Nunca é tarde para aprender!


5º e último Episódio
Todos os anos, cada chegada era uma festa, em que os foguetes troavam na minha cabeça, iluminando o meu sorriso. Mas cada partida parecia uma morte anunciada, um pouco de mim que ficava e um grande pedaço que se partia ao abalar para longe daqueles que amava.
Os anos passaram, os netos cresceram, casaram e o meu mais antigo sonho manteve-se oculto, preso no meu mais íntimo ser. Mas, permaneceu sempre ativo, tal vulcão em ebulição.
Aos setenta e cinco anos, bati com a mão na mesa e disse ao meu marido que o tempo passado em França já tinha chegado ao limite. Tinha chegado assim a hora de regressar definitivamente a Portugal. Para minha grande alegria até já tinha uma bisneta, filha do meu neto mais velho, que fazia seis anos em julho e em setembro, iria para o primeiro ano. Eu queria assim acompanhar o seu crescimento.
Finalmente, regressei!
O meu neto e a esposa tinham de trabalhar até tarde, pelo que a minha nora ia buscar a neta à escola e vinha sempre buscar-me para ficarmos as três em casa dela.

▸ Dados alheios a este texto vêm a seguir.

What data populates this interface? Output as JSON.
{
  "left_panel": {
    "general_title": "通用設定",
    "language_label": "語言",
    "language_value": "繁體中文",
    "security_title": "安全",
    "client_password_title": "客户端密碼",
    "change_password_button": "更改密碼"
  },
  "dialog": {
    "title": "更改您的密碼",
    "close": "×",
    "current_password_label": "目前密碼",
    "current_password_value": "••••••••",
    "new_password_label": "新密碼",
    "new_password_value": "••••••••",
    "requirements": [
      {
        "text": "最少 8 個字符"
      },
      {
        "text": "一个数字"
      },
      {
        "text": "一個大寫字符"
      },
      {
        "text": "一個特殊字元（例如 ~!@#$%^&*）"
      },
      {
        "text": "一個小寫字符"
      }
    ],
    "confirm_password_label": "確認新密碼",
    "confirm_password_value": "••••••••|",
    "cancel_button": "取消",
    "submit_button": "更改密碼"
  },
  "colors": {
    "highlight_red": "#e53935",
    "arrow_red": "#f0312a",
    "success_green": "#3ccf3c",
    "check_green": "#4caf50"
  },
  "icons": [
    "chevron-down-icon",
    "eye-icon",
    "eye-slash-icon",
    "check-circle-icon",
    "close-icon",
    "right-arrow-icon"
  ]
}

Num belo dia, o verão despedia-se com um resplandecente sol e Inês, assim se chamava a minha bisneta, presenteou-me com a mais bela das perguntas:
- Vó Ná, - como me chamava, - o papá disse-me que, quando era pequeno, queria ensinar-te a escrever, mas que tu estavas muito longe. Agora que estás cá, sou eu quem te vai ensinar!
Não era possível. Ali estava eu, passados mais de setenta anos, a ter a oportunidade que me negaram, quando era uma criança. Mas só que agora era tarde. Eu estava velha para aprender. Sentia-me cansada, esgotada. A vida não me tinha sido nada fácil. Não conseguiria pegar numa caneta e escrever. Nunca iria pegar num livro e ler as bonitas palavras que ele transporta. Nunca iria ser capaz! Não, era impossível!
Inês olhou-me nos olhos e sei que viu neles a minha incapacidade e a minha desilusão.
Eu não consegui enfrentar a minha bisneta. Mas ela chamou-me baixinho. Levantei os meus olhos e encarei-a com um ténue sorriso. Como era capaz de dececionar esta inocente criança que me olhava com aquela certeza e esperança?! Como podia eu desiludi-la?!
De repente, exclamei:
 - Sim, claro que me ensinas e claro que vou aprender!
 Fiquei surpresa com as minhas próprias palavras e, embora saídas nem sei bem de onde, foram minhas e iria honrá-las.
- Sabes, Vó Ná, basta que faças aquilo que eu faço na escola. Conheces as vogais, não é? Todos as sabem. Agora, basta começares a escrever. Hoje aprendi a primeira, aprendi a fazer o “i” e é essa que vais aprender.
E eu que pensava que a primeira letra era o “a”. Afinal, precisava mesmo de aprender do início.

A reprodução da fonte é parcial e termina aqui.